A question that I’m often asked is, should I do a PhD?

For anyone interested in pursuing a career in research or academia, then post graduate studies are basically mandatory. Beyond this, there’s also a strong appetite for professionals in industry and government who hold PhD’s, especially in the most popular organisations. Simply put, doctorate studies show that you’ve attained a level of technical competency that’s difficult to match, let alone achieve in industry, and given competition for talented candidates, and the nature of certain roles, having one will offer you opportunities that you wouldn’t otherwise have.

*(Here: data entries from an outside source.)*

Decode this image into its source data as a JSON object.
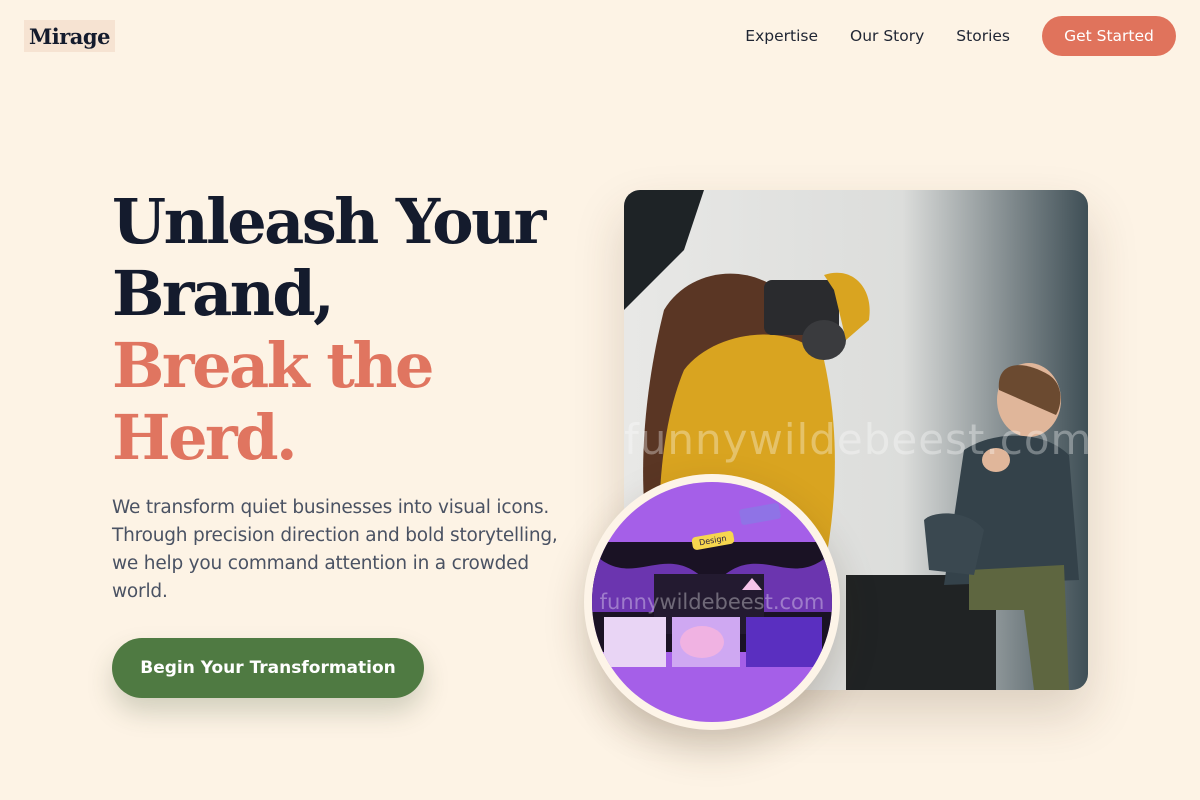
{
  "header": {
    "logo": "Mirage",
    "nav": [
      "Expertise",
      "Our Story",
      "Stories"
    ],
    "cta": "Get Started"
  },
  "hero": {
    "title_line1": "Unleash Your",
    "title_line2": "Brand,",
    "accent_line1": "Break the",
    "accent_line2": "Herd.",
    "description": "We transform quiet businesses into visual icons. Through precision direction and bold storytelling, we help you command attention in a crowded world.",
    "cta": "Begin Your Transformation"
  },
  "media": {
    "watermark": "funnywildebeest.com",
    "inset_tag": "Design"
  },
  "colors": {
    "background": "#fdf3e5",
    "heading": "#141b2d",
    "accent": "#e07560",
    "primary_button": "#4f7a42",
    "nav_button": "#e0735c",
    "inset_purple": "#a55fe8"
  }
}
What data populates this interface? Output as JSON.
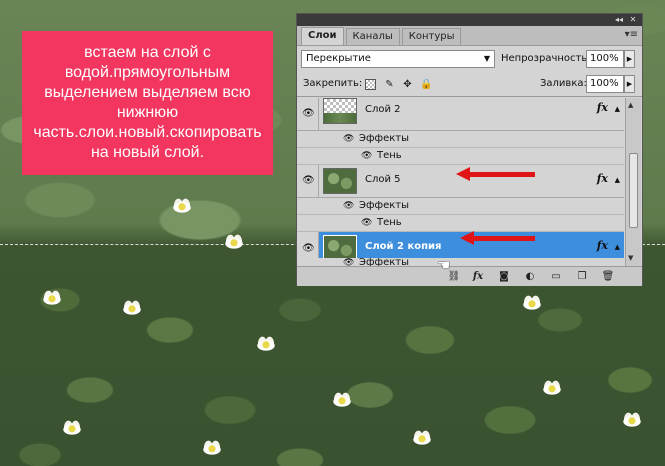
{
  "annotation": {
    "text": "встаем на слой с водой.прямоугольным выделением выделяем всю нижнюю часть.слои.новый.скопировать на новый слой."
  },
  "panel": {
    "tabs": [
      {
        "label": "Слои",
        "active": true
      },
      {
        "label": "Каналы",
        "active": false
      },
      {
        "label": "Контуры",
        "active": false
      }
    ],
    "blend_mode": "Перекрытие",
    "opacity_label": "Непрозрачность:",
    "opacity_value": "100%",
    "lock_label": "Закрепить:",
    "fill_label": "Заливка:",
    "fill_value": "100%",
    "layers": [
      {
        "name": "Слой 2",
        "thumb": "checker",
        "selected": false,
        "effects_label": "Эффекты",
        "effect": "Тень",
        "fx": "fx"
      },
      {
        "name": "Слой 5",
        "thumb": "green",
        "selected": false,
        "effects_label": "Эффекты",
        "effect": "Тень",
        "fx": "fx"
      },
      {
        "name": "Слой 2 копия",
        "thumb": "green",
        "selected": true,
        "effects_label": "Эффекты",
        "fx": "fx"
      }
    ],
    "bottom_icons": [
      "link-icon",
      "fx-icon",
      "mask-icon",
      "adjustment-icon",
      "group-icon",
      "new-layer-icon",
      "trash-icon"
    ]
  },
  "colors": {
    "note_bg": "#f2365f",
    "selection": "#3e8ede",
    "arrow": "#e01515"
  }
}
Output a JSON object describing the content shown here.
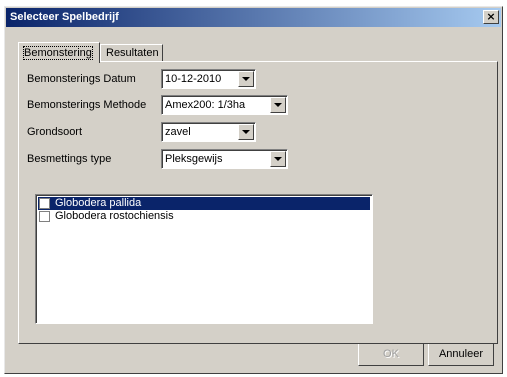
{
  "window": {
    "title": "Selecteer Spelbedrijf",
    "close_glyph": "×"
  },
  "tabs": [
    {
      "label": "Bemonstering",
      "active": true
    },
    {
      "label": "Resultaten",
      "active": false
    }
  ],
  "form": {
    "datum": {
      "label": "Bemonsterings Datum",
      "value": "10-12-2010"
    },
    "methode": {
      "label": "Bemonsterings Methode",
      "value": "Amex200: 1/3ha"
    },
    "grondsoort": {
      "label": "Grondsoort",
      "value": "zavel"
    },
    "besmetting": {
      "label": "Besmettings type",
      "value": "Pleksgewijs"
    }
  },
  "species_list": [
    {
      "label": "Globodera pallida",
      "checked": false,
      "selected": true
    },
    {
      "label": "Globodera rostochiensis",
      "checked": false,
      "selected": false
    }
  ],
  "buttons": {
    "ok": {
      "label": "OK",
      "enabled": false
    },
    "cancel": {
      "label": "Annuleer",
      "enabled": true
    }
  },
  "colors": {
    "titlebar_start": "#0a246a",
    "titlebar_end": "#a6caf0",
    "selection": "#0a246a",
    "face": "#d4d0c8"
  },
  "icons": {
    "close": "close-icon",
    "dropdown": "chevron-down-icon",
    "checkbox": "checkbox-icon"
  }
}
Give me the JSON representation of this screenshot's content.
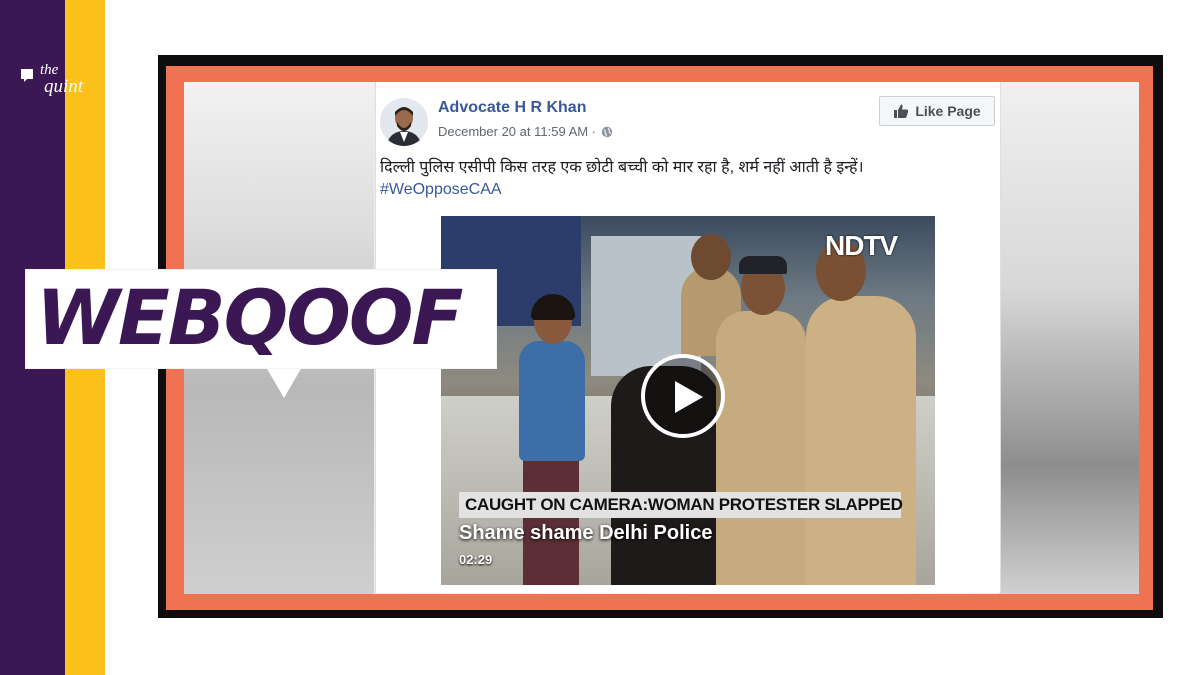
{
  "brand": {
    "logo_line1": "the",
    "logo_line2": "quint",
    "colors": {
      "purple": "#3b1754",
      "yellow": "#fcc21b",
      "orange_frame": "#ef7253"
    }
  },
  "badge": {
    "text": "WEBQOOF"
  },
  "post": {
    "author": "Advocate H R Khan",
    "timestamp": "December 20 at 11:59 AM · ",
    "privacy_icon": "globe-icon",
    "like_button": {
      "icon": "thumbs-up-icon",
      "label": "Like Page"
    },
    "text": "दिल्ली पुलिस एसीपी किस तरह एक छोटी बच्ची को मार रहा है, शर्म नहीं आती है इन्हें।",
    "hashtag": "#WeOpposeCAA"
  },
  "video": {
    "channel_logo": "NDTV",
    "caption_bar": "CAUGHT ON CAMERA:WOMAN PROTESTER SLAPPED",
    "title": "Shame shame Delhi Police",
    "duration": "02:29",
    "play_icon": "play-icon"
  }
}
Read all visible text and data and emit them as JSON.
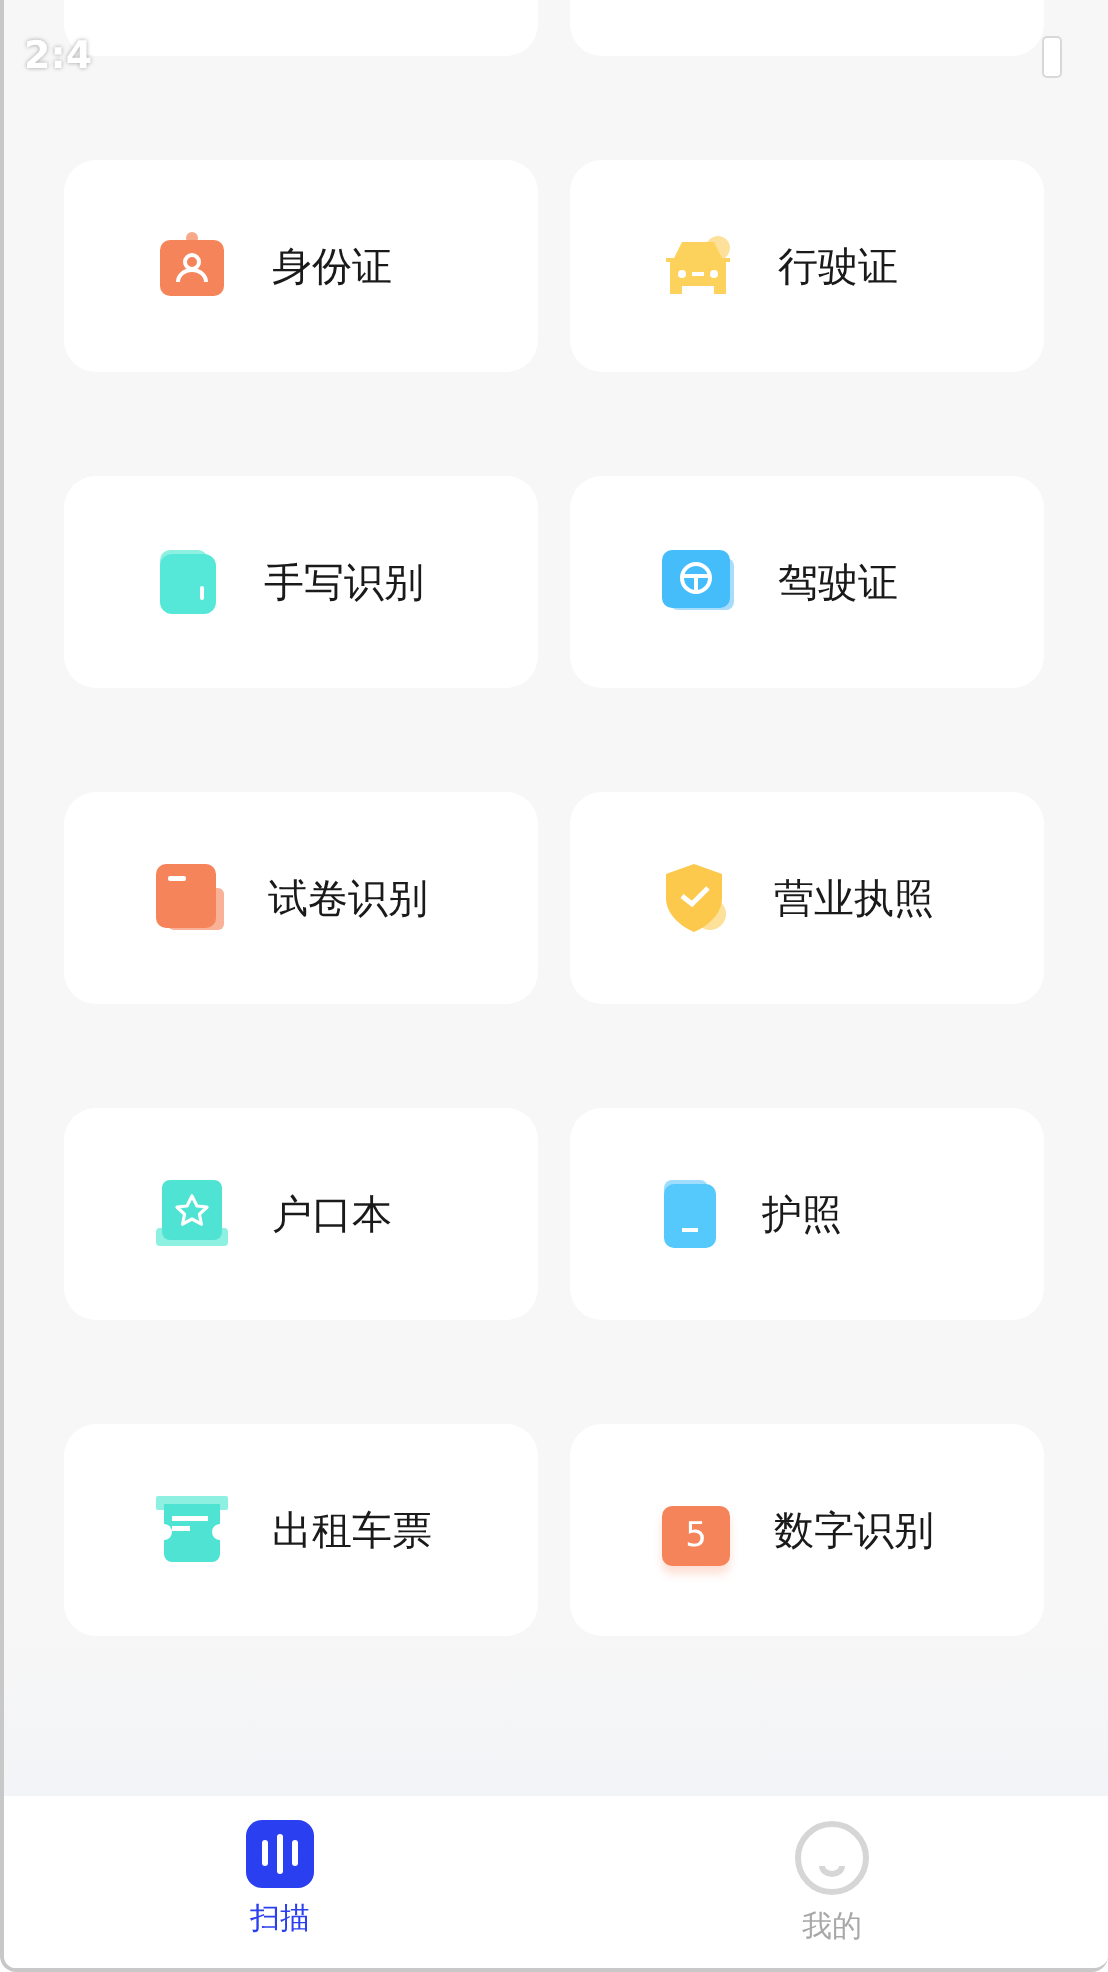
{
  "status_bar": {
    "time": "2:4"
  },
  "items": [
    {
      "kind": "cut"
    },
    {
      "kind": "cut"
    },
    {
      "kind": "card",
      "label": "身份证"
    },
    {
      "kind": "card",
      "label": "行驶证"
    },
    {
      "kind": "card",
      "label": "手写识别"
    },
    {
      "kind": "card",
      "label": "驾驶证"
    },
    {
      "kind": "card",
      "label": "试卷识别"
    },
    {
      "kind": "card",
      "label": "营业执照"
    },
    {
      "kind": "card",
      "label": "户口本"
    },
    {
      "kind": "card",
      "label": "护照"
    },
    {
      "kind": "card",
      "label": "出租车票"
    },
    {
      "kind": "card",
      "label": "数字识别",
      "icon_text": "5"
    }
  ],
  "tabs": [
    {
      "label": "扫描",
      "selected": true
    },
    {
      "label": "我的",
      "selected": false
    }
  ]
}
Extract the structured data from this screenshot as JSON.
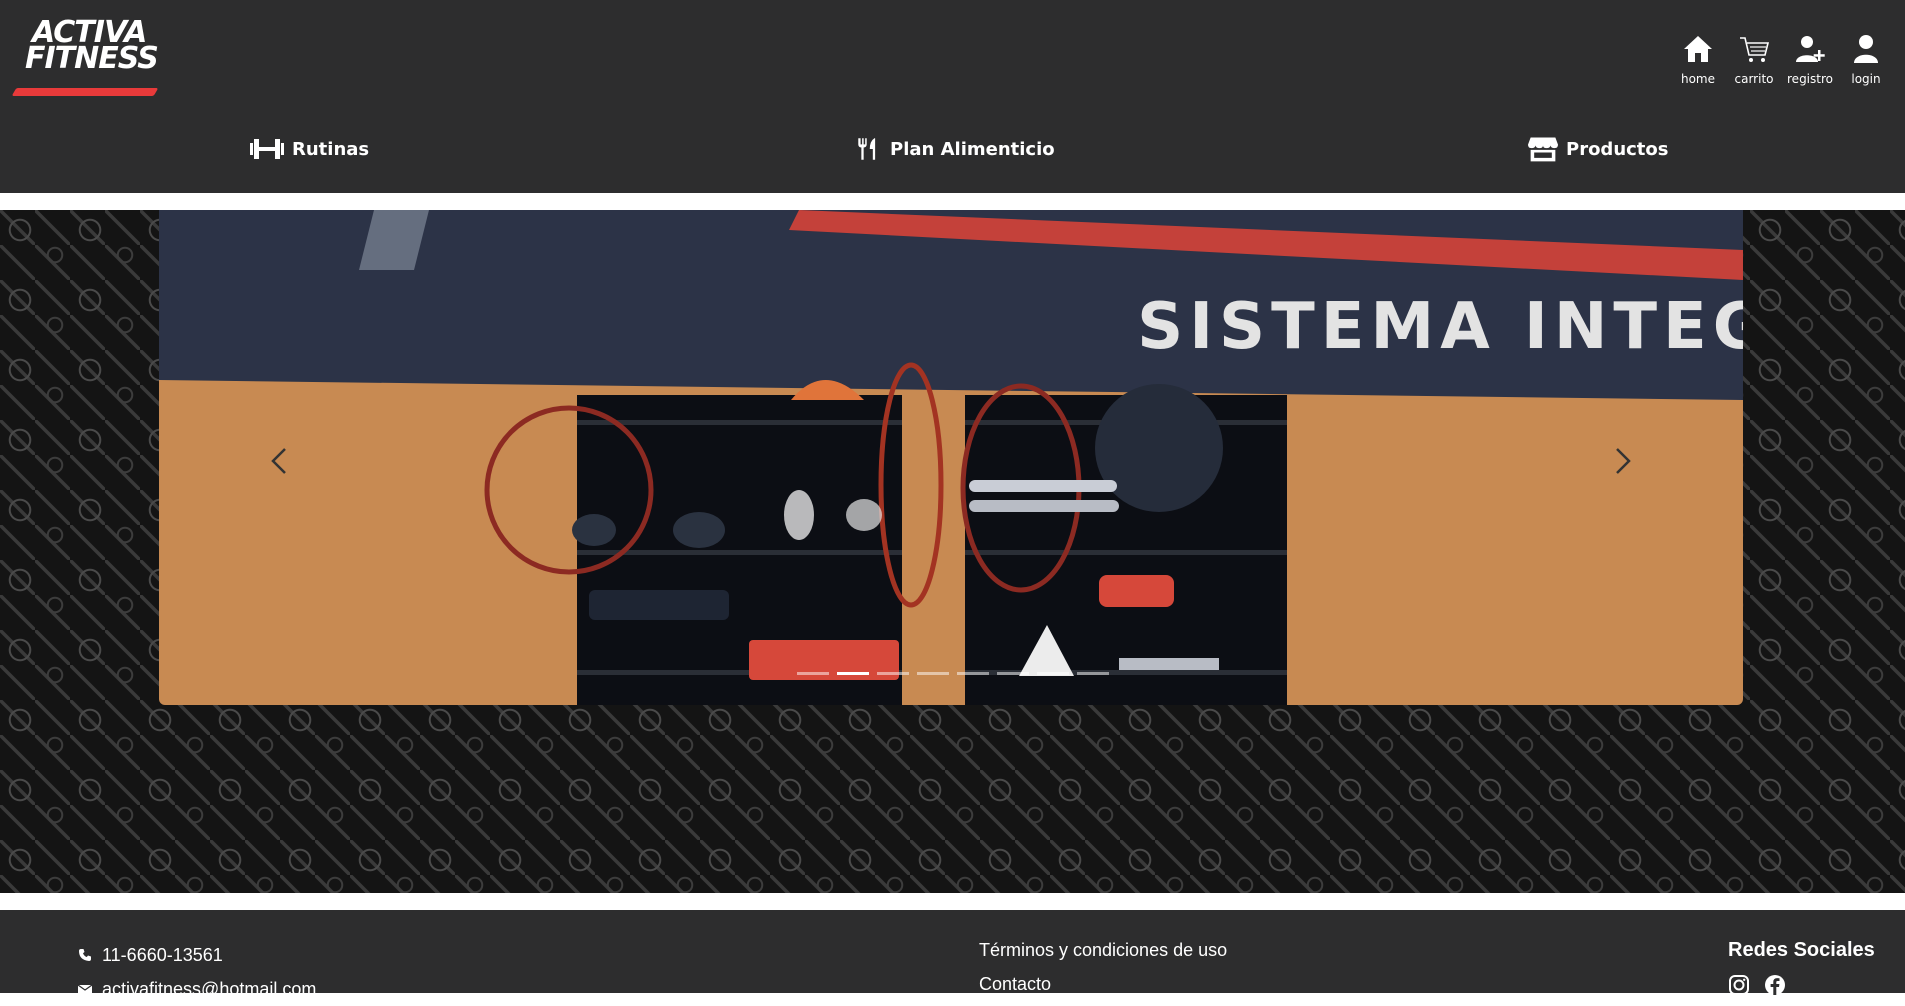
{
  "brand": {
    "line1": "ACTIVA",
    "line2": "FITNESS",
    "accent_color": "#e83a3a"
  },
  "user_nav": [
    {
      "label": "home",
      "icon": "home-icon"
    },
    {
      "label": "carrito",
      "icon": "cart-icon"
    },
    {
      "label": "registro",
      "icon": "user-plus-icon"
    },
    {
      "label": "login",
      "icon": "user-icon"
    }
  ],
  "main_nav": [
    {
      "label": "Rutinas",
      "icon": "dumbbell-icon"
    },
    {
      "label": "Plan Alimenticio",
      "icon": "utensils-icon"
    },
    {
      "label": "Productos",
      "icon": "store-icon"
    }
  ],
  "carousel": {
    "slide_text": "SISTEMA INTEGRAL",
    "slide_count": 8,
    "active_index": 1
  },
  "footer": {
    "phone": "11-6660-13561",
    "email": "activafitness@hotmail.com",
    "links": [
      "Términos y condiciones de uso",
      "Contacto"
    ],
    "social_title": "Redes Sociales",
    "social_icons": [
      "instagram-icon",
      "facebook-icon"
    ]
  },
  "colors": {
    "header_bg": "#2d2d2e",
    "footer_bg": "#2d2d2e",
    "pattern_bg": "#141414"
  }
}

From a manager’s perspective, here’s what I usually look for when recruiting for a Data Science team:

  • For senior and research specific roles, I prefer PhD trained staff, as many of my projects have a strong research component, with a fair degree of conceptual and technical complexity. I also sometimes need staff who are experts in a certain field.
  • In regards to degree’s, I focus more on the fundamental and transferable skills that a potential candidate possesses ie mathematics, statistics and computer science.
  • I value staff who question the status quo, never stop asking ‘Why’, are team players, and are willing to learn and grow.
  • I find that the best teams are interdisciplinary, with complementary skills. Often the Data Science capability is not stand alone, but rather an internal part of the enterprise analytics function, so it’s vital to have Data Scientists, Analytics Engineers and DataOps specialists, to ensure an overall efficient pipeline process.
  • In regards to coding, I don’t care so much about knowledge of a specific language, but rather an understanding of different paradigms, and a deep understanding in at least one of them. Put it this way, if you’re a great C++ programmer, but have no experience in Python, which may be needed for a particular project, I have much more confidence in you becoming a proficient Python coder, than someone with little or know coding experience, who may have done some introductory Python courses.
  • The more senior the position, the more I focus on people and communication skills, as I expect the person to be front-of-house, talking to stakeholders, representing the team, and helping supervise and mentor staff.